Taipei, Sept. 29 (CNA) Cathay Financial Holding Co., one of the largest financial holding firms in Taiwan, has raised its forecast for the country's gross domestic product (GDP) growth for 2018 to 2.8 percent, citing better-than-expected growth in the first half of this year.

Cathay Financial raised its forecast significantly from the previous estimate of a 2.3 percent increase made in June, making it more upbeat about local economic recovery than other institutions.

The central bank has forecast that Taiwan's economy will grow 2.73 percent in 2018, with the Directorate General of Budget, Accounting and Statistics (DGBAS) at 2.69 percent and the Yuanta-Polaris Research Institute at 2.6 percent.

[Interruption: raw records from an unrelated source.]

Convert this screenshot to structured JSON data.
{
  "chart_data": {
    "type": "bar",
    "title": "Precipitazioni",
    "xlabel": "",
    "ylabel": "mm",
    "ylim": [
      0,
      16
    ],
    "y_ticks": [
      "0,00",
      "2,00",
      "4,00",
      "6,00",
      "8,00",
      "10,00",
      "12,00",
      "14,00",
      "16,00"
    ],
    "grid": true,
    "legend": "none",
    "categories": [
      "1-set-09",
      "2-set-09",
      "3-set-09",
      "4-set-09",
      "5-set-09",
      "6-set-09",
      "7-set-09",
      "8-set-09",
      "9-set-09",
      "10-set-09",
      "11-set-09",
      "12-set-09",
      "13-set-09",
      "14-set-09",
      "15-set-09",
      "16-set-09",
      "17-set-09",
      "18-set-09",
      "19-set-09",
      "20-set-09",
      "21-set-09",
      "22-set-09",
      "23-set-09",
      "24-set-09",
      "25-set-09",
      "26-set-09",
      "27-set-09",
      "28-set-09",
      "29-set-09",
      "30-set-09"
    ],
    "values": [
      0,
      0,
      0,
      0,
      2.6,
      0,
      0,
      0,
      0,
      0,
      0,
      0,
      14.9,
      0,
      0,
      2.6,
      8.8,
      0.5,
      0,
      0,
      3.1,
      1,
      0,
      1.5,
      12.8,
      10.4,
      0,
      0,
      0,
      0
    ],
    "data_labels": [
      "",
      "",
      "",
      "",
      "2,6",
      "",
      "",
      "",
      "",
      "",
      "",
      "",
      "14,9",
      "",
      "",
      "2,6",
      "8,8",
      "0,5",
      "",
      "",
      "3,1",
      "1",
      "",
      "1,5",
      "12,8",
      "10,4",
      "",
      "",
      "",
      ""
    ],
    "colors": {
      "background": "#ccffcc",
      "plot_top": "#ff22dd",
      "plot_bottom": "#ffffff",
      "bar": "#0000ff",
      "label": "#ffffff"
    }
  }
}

Cathay Financial said that due to solid global demand, Taiwan's exports, which account for about 60 percent of the country's GDP, grew 5.9 percent in the first eight months from a year earlier, pushing up the local economy.

The financial firm said strong global demand could continue to support Taiwan's economic recovery for the rest of this year.

According to Cathay Financial, Taiwan's merchandise and service exports for 2018 are expected to grow 3.96 percent in 2018, higher than the forecast of a 3.35 percent increase made by the DGBAS.

Cathay Financial said private consumption in 2018 is expected to grow 2.33 percent, compared with the DGBAS's 2.47 percent, and private investment is expected to rise 3.88 percent, compared with the DGBAS's 4.58 percent.

With growth of the major economies in the world having reached a peak, the pace of the global economic growth has been moderating, which could slow Taiwan's economic growth, Cathay Financial said.

It said it has forecast that Taiwan's GDP growth for 2019 will hit 2.2 percent, compared with the central bank's 2.48 percent and the DGBAS's 2.55 percent.

Cathay Financial said the global economy is expected to feel the pinch of an interest rate hike cycle carried out by the U.S. Federal Reserve and rising trade friction between the United States and China, which could send ripples through the financial markets around the world.

Although Cathay Financial has expected a slower economic increase in 2019 for Taiwan, there is still room for the central bank to raise its key interest rates, since local interest rates have been too low.

On Thursday, the central bank announced that it was leaving interest rates unchanged for the ninth consecutive quarter in the third quarter of this year, with a discount rate of 1.375 percent.